Thomas Sergent Lippy (December 2, 1860 - September 13, 1931), know variously as T. S., Thomas or Tom S. Lippy, was an American millionaire and philanthropist who became wealthy as a prospector in the Klondike Gold Rush.

Lippy was the athletic director of or an instructor at the Seattle YMCA, before he and his wife Salome headed north in search of gold in 1896 or 1897 after an injury forced him to leave his YMCA job. Some Scotsmen from Nanaimo had staked claims Fourteen to Seventeen on Eldorado Creek in the Klondike region of Canada. They decided to abandon Sixteen and Seventeen in order to concentrate on some other claims. Lippy had a claim further up the creek, but restaked Sixteen because his wife wanted a cabin, and there was timber there. Sixteen proved to be one of the richest claims of the gold rush.

Salome Lippy was the first white woman in the area, until she was joined by Ethel Berry. Clarence and Ethel Berry, who also became rich, were neighbors of the Lippys, living a mile away.

On July 25, 1898, the Lippys arrived in San Francisco aboard the Excelsior, the first ship to reach the lower United States from the Klondike with now-wealthy prospectors; the Lippys brought with them gold valued, according to the Chicago Tribune, at "not less than $200,000." He sold his holdings in 1903. That same year he became an investor in The Seattle Automobile Company, the first car dealership in the city.

He and his wife went on a worldwide tour, before building a lavishly decorated 15-room house in Seattle. He gave generously to the YMCA, the First United Methodist Church and the Anti-Saloon League, and donated the land for a five-story addition to Seattle General Hospital. He also established a free hospital for miners in Dawson City, and sent "a library of 1000 volumes" to Skagway, Alaska.
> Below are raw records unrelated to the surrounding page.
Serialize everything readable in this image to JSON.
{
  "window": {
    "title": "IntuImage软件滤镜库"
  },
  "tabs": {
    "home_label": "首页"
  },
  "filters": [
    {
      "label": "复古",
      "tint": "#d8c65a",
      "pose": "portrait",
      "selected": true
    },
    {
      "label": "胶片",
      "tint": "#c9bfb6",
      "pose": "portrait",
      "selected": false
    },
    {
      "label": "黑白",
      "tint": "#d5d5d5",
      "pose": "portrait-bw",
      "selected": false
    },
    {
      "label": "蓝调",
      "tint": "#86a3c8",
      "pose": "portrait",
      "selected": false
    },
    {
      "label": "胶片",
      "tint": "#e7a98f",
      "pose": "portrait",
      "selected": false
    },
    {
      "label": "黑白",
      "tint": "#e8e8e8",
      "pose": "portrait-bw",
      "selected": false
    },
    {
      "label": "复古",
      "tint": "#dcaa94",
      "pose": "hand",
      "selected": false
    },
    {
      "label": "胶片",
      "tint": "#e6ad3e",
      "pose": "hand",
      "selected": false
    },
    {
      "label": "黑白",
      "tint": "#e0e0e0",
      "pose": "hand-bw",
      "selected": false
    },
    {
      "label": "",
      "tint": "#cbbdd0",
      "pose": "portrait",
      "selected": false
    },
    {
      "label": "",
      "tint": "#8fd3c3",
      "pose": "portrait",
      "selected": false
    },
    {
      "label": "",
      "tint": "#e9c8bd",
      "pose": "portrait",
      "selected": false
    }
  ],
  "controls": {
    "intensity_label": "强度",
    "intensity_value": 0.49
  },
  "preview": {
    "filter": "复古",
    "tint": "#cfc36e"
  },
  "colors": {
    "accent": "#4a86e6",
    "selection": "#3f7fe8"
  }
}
He won the 1907 Pacific Northwest Amateur golf tournament and was the Port Commissioner of the Port of Seattle from 1918 to 1921.

Unfortunately, his business investments, "a mattress-and-upholstery company, a brick company, a trust-and-savings bank, and the Lippy Building", all failed, and he died bankrupt in 1931 at the age of 71. However, his widow was provided with $50 a month from a hospital land agreement. Salome Lippy died in 1938.